Never a dull moment.
“I had a picture the kind that was brown of my great-grandfather who learned Gemara while my great-grandmother would bring food to the neighbors in need. It fell apart but I could see how they looked.
“My grandmother had a sheitel and a high-necked blouse. I was told they were extremely wealthy in Russia. My grandparents came before the war retaining their wealth Yiddishkeit and feeding those who came to their door.
“It happened that one year my father went on a trip to Europe. It was there he met a non-Jewish woman — my mother — whom he married.
“Everyone told my grandmother to rip her shirt and say Kaddish for her son. She said no. Something inside of her the Mamma Bear refused. Instead she went to a rav who told her not to say Kaddish but to continue her close relationship with her son and his family.
“The rav gave her two Stars of David and told my grandmother to show these stars to me and my sister when we are little then to put them away and not to show us again unless we ask for them.
“When I turned eighteen I asked for my Star. My sister never asked for hers.”
Ruth and Orpah.
“My grandmother was so warm — she never spoke about being Jewish or becoming Jewish.

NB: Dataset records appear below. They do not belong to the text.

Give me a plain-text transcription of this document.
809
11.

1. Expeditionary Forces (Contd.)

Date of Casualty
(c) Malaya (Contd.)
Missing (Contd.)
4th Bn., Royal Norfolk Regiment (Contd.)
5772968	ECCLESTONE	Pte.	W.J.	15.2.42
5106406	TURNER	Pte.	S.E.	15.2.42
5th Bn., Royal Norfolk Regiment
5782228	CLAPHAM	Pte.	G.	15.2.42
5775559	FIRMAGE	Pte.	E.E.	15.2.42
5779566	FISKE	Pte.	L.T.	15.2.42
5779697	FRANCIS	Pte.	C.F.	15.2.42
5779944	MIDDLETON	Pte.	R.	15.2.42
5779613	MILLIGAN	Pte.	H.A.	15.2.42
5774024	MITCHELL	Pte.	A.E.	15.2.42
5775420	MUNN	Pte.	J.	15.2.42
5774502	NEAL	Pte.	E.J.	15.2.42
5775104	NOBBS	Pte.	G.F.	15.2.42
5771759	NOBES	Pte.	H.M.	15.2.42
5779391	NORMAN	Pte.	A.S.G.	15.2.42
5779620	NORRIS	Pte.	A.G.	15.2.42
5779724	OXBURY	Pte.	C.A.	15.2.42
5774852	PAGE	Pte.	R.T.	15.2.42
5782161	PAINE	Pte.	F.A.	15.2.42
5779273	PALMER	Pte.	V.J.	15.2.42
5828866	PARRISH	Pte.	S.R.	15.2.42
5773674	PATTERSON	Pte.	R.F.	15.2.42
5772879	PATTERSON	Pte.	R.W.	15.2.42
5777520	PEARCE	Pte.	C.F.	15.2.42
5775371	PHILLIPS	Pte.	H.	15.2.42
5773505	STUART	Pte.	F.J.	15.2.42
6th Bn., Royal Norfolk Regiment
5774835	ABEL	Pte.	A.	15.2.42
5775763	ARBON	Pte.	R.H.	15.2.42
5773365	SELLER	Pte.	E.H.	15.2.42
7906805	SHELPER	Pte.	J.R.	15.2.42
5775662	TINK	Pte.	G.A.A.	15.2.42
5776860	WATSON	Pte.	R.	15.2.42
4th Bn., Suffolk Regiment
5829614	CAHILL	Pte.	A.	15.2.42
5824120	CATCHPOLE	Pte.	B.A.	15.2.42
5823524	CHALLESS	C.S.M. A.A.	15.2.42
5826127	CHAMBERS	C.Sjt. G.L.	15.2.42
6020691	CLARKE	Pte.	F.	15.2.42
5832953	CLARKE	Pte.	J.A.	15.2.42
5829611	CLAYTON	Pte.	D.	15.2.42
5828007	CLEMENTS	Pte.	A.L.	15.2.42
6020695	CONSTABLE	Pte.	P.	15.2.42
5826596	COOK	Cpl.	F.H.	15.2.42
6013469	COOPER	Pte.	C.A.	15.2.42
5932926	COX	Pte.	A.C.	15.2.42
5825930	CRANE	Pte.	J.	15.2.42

She just gave her love.”
Naomi.
We come from a long line of Mamma Bears.
It seems there were plenty of Mamma Bears during the time of Ruth. A whole nation questioned her shidduch. In the Me’am Lo’ez it actually says that one of the reasons we read the Book of Ruth on Shavuos is because it is here when we receive the Written and Oral Torah at Sinai that we learn that Ruth is perfectly fit to be the mother of our dynasty..
The proof of our being heirs to that dynasty. Malchus kingship. The stamp that it’s a good shidduch. It’s not easy to satisfy a holy nation of “Mamma Bears.”